Deutsche Grammophon Releases Pianist Alice Sara Ott’s New Recording, Beethoven, Available October 4

“With long black hair, long arms and long fingers, she bestrides the keyboard, and plays with a weight of resonance and authority which belies her years and her slender frame.” – The Times (London)

The young German-Japanese pianist Alice Sara Ott has accomplished a tremendous amount in only a short time. Deutsche Grammophon, which released Ott’s first album in Japan in 2008, now releases her fourth recording. After virtuosic recordings of Liszt and Chopin, Ott turns her attention to Beethoven’s two C major sonatas, available October 4, 2011.

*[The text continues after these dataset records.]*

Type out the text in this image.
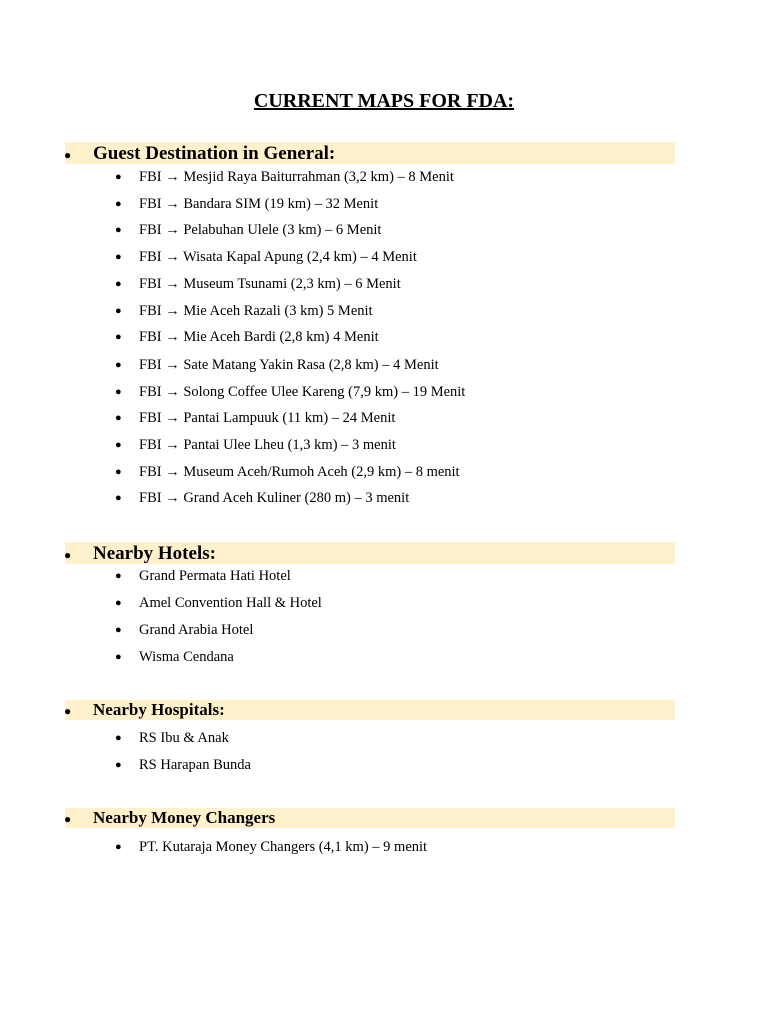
CURRENT MAPS FOR FDA:
● Guest Destination in General:
● FBI → Mesjid Raya Baiturrahman (3,2 km) – 8 Menit
● FBI → Bandara SIM (19 km) – 32 Menit
● FBI → Pelabuhan Ulele (3 km) – 6 Menit
● FBI → Wisata Kapal Apung (2,4 km) – 4 Menit
● FBI → Museum Tsunami (2,3 km) – 6 Menit
● FBI → Mie Aceh Razali (3 km) 5 Menit
● FBI → Mie Aceh Bardi (2,8 km) 4 Menit
● FBI → Sate Matang Yakin Rasa (2,8 km) – 4 Menit
● FBI → Solong Coffee Ulee Kareng (7,9 km) – 19 Menit
● FBI → Pantai Lampuuk (11 km) – 24 Menit
● FBI → Pantai Ulee Lheu (1,3 km) – 3 menit
● FBI → Museum Aceh/Rumoh Aceh (2,9 km) – 8 menit
● FBI → Grand Aceh Kuliner (280 m) – 3 menit
● Nearby Hotels:
● Grand Permata Hati Hotel
● Amel Convention Hall & Hotel
● Grand Arabia Hotel
● Wisma Cendana
● Nearby Hospitals:
● RS Ibu & Anak
● RS Harapan Bunda
● Nearby Money Changers
● PT. Kutaraja Money Changers (4,1 km) – 9 menit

“These two sonatas are both a part of me – I have spent a lot of time with them,” says Ott. “There comes a point at which every musician has to document his or her own engagement with Beethoven. In my case this point may appear to have come early, but there is no doubt that it is a challenge that allows one to grow.” Beethoven was just slightly older than Ott is now when he published the three sonatas of his opus 2 and was regarded as a supreme piano virtuoso and tremendously talented young composer. “Normally the key of C major makes one think of brightness and energy, and this is certainly true of the op. 2 no. 3 Sonata, which exudes tremendous vitality and a very real love of life,” says Ott.

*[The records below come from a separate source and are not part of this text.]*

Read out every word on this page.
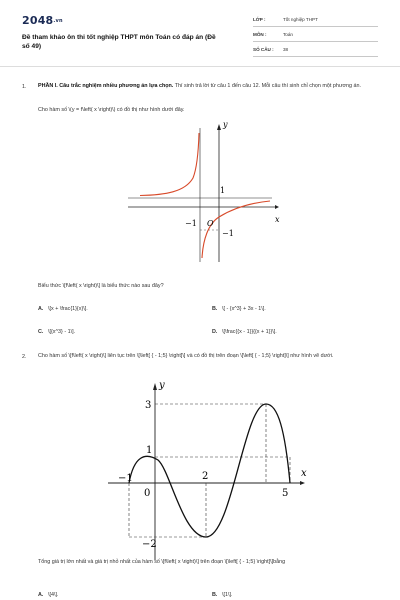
2048.vn
Đề tham khảo ôn thi tốt nghiệp THPT môn Toán có đáp án (Đề số 49)
LỚP :	Tốt nghiệp THPT
MÔN :	Toán
SỐ CÂU : 38
1. PHẦN I. Câu trắc nghiệm nhiều phương án lựa chọn. Thí sinh trả lời từ câu 1 đến câu 12. Mỗi câu thí sinh chỉ chọn một phương án.
Cho hàm số \(y = f\left( x \right)\) có đồ thị như hình dưới đây.
y
x
1
−1 O
−1
Biểu thức \[f\left( x \right)\] là biểu thức nào sau đây?
A. \[x + \frac{1}{x}\].	B. \[ - {x^3} + 3x - 1\].
C. \[{x^3} - 1\].	D. \[\frac{{x - 1}}{{x + 1}}\].
2. Cho hàm số \[f\left( x \right)\] liên tục trên \[\left[ { - 1;5} \right]\] và có đồ thị trên đoạn \[\left[ { - 1;5} \right]\] như hình vẽ dưới.
y
x
3
1
−1
0
2
5
−2
Tổng giá trị lớn nhất và giá trị nhỏ nhất của hàm số \[f\left( x \right)\] trên đoạn \[\left[ { - 1;5} \right]\]bằng
A. \[4\].	B. \[1\].
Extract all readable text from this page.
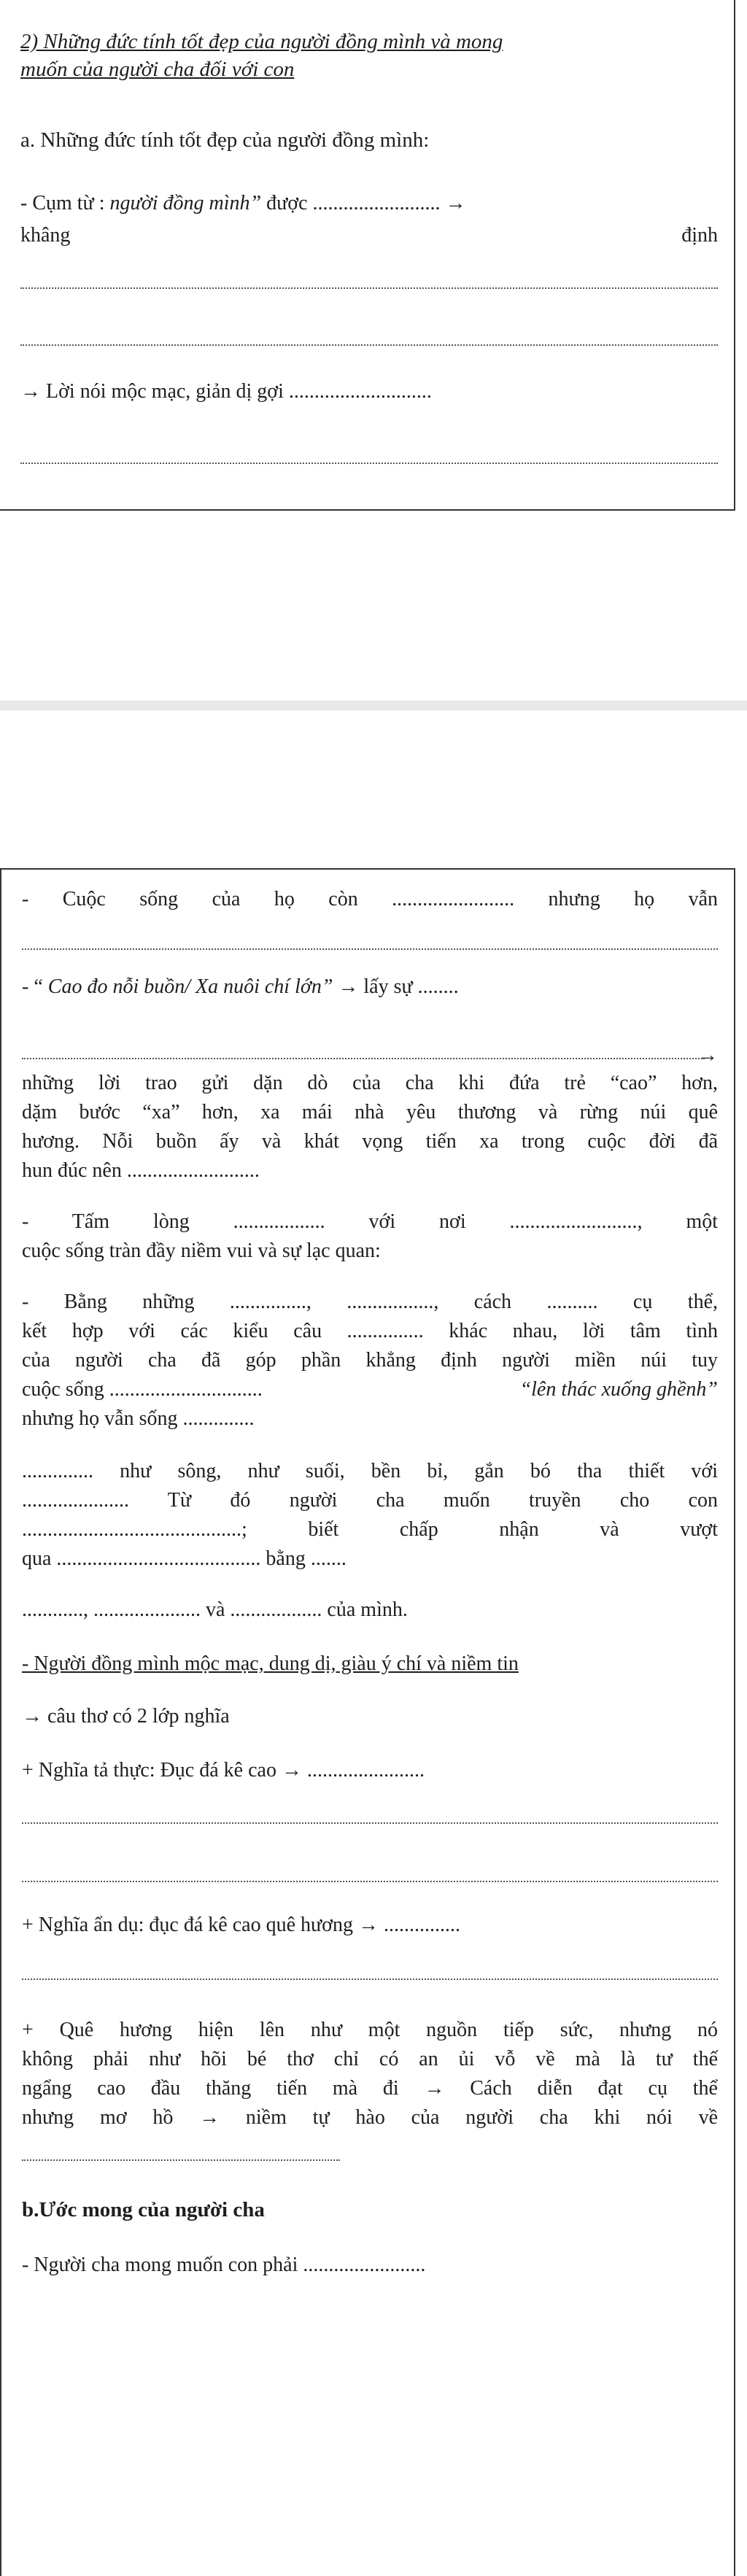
2) Những đức tính tốt đẹp của người đồng mình và mong
muốn của người cha đối với con
a. Những đức tính tốt đẹp của người đồng mình:
- Cụm từ : người đồng mình” được ......................... →
khâng	định
→ Lời nói mộc mạc, giản dị gợi ............................
- Cuộc sống của họ còn ........................ nhưng họ vẫn
- “ Cao đo nỗi buồn/ Xa nuôi chí lớn” → lấy sự ........
→
những lời trao gửi dặn dò của cha khi đứa trẻ “cao” hơn,
dặm bước “xa” hơn, xa mái nhà yêu thương và rừng núi quê
hương. Nỗi buồn ấy và khát vọng tiến xa trong cuộc đời đã
hun đúc nên ..........................
- Tấm lòng .................. với nơi ........................., một
cuộc sống tràn đầy niềm vui và sự lạc quan:
- Bằng những ..............., ................., cách .......... cụ thể,
kết hợp với các kiểu câu ............... khác nhau, lời tâm tình
của người cha đã góp phần khẳng định người miền núi tuy
cuộc sống ..............................	“lên thác xuống ghềnh”
nhưng họ vẫn sống ..............
.............. như sông, như suối, bền bỉ, gắn bó tha thiết với
..................... Từ đó người cha muốn truyền cho con
...........................................; biết chấp nhận và vượt
qua ........................................ bằng .......
............, ..................... và .................. của mình.
- Người đồng mình mộc mạc, dung dị, giàu ý chí và niềm tin
→ câu thơ có 2 lớp nghĩa
+ Nghĩa tả thực: Đục đá kê cao → .......................
+ Nghĩa ẩn dụ: đục đá kê cao quê hương → ...............
+ Quê hương hiện lên như một nguồn tiếp sức, nhưng nó
không phải như hõi bé thơ chỉ có an ủi vỗ về mà là tư thế
ngẩng cao đầu thăng tiến mà đi → Cách diễn đạt cụ thể
nhưng mơ hồ → niềm tự hào của người cha khi nói về
b.Ước mong của người cha
- Người cha mong muốn con phải ........................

This brightness fades in Beethoven’s other C major sonata, op. 53 “Waldstein.” “Even the opening strikes me as very gloomy: the whole of the first movement creates the impression of a tempest followed in the second movement by calm,” according to Ott. “With the transition to the third movement, finally, the sun rises, while the final Rondo is like a new dawn. The work as a whole closely reflects Beethoven’s own situation at this time: he was in despair at his failing hearing, and he even toyed with the idea of taking his own life. The Allegro con brio of the ‘Waldstein’ Sonata makes this despair very clear.”

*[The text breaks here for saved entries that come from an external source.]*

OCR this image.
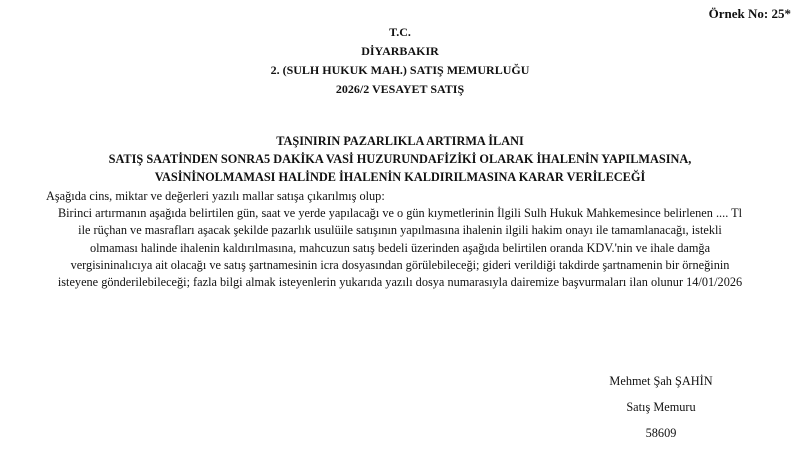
Örnek No: 25*
T.C.
DİYARBAKIR
2. (SULH HUKUK MAH.) SATIŞ MEMURLUĞU
2026/2 VESAYET SATIŞ
TAŞINIRIN PAZARLIKLA ARTIRMA İLANI
SATIŞ SAATİNDEN SONRA5 DAKİKA VASİ HUZURUNDAFİZİKİ OLARAK İHALENİN YAPILMASINA,
VASİNİNOLMAMASI HALİNDE İHALENİN KALDIRILMASINA KARAR VERİLECEĞİ
Aşağıda cins, miktar ve değerleri yazılı mallar satışa çıkarılmış olup:
Birinci artırmanın aşağıda belirtilen gün, saat ve yerde yapılacağı ve o gün kıymetlerinin İlgili Sulh Hukuk Mahkemesince belirlenen .... Tl
ile rüçhan ve masrafları aşacak şekilde pazarlık usulüile satışının yapılmasına ihalenin ilgili hakim onayı ile tamamlanacağı, istekli
olmaması halinde ihalenin kaldırılmasına, mahcuzun satış bedeli üzerinden aşağıda belirtilen oranda KDV.'nin ve ihale damğa
vergisininalıcıya ait olacağı ve satış şartnamesinin icra dosyasından görülebileceği; gideri verildiği takdirde şartnamenin bir örneğinin
isteyene gönderilebileceği; fazla bilgi almak isteyenlerin yukarıda yazılı dosya numarasıyla dairemize başvurmaları ilan olunur 14/01/2026
Mehmet Şah ŞAHİN
Satış Memuru
58609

To complete the album Ott has included works that complement and were written at the same time as each sonata was. Beethoven originally intended for the Andante favori to be the second movement of the “Waldstein” sonata, but then discarded it in favor of what became the final second movement. Ott believes that it would have overpowered the sonata, but on its own it works rather well. In the other work, Rondo a capriccio in G major op. 129, one hears the charming and virtuoso younger Beethoven and the work pairs nicely with the earlier opus 2 sonata.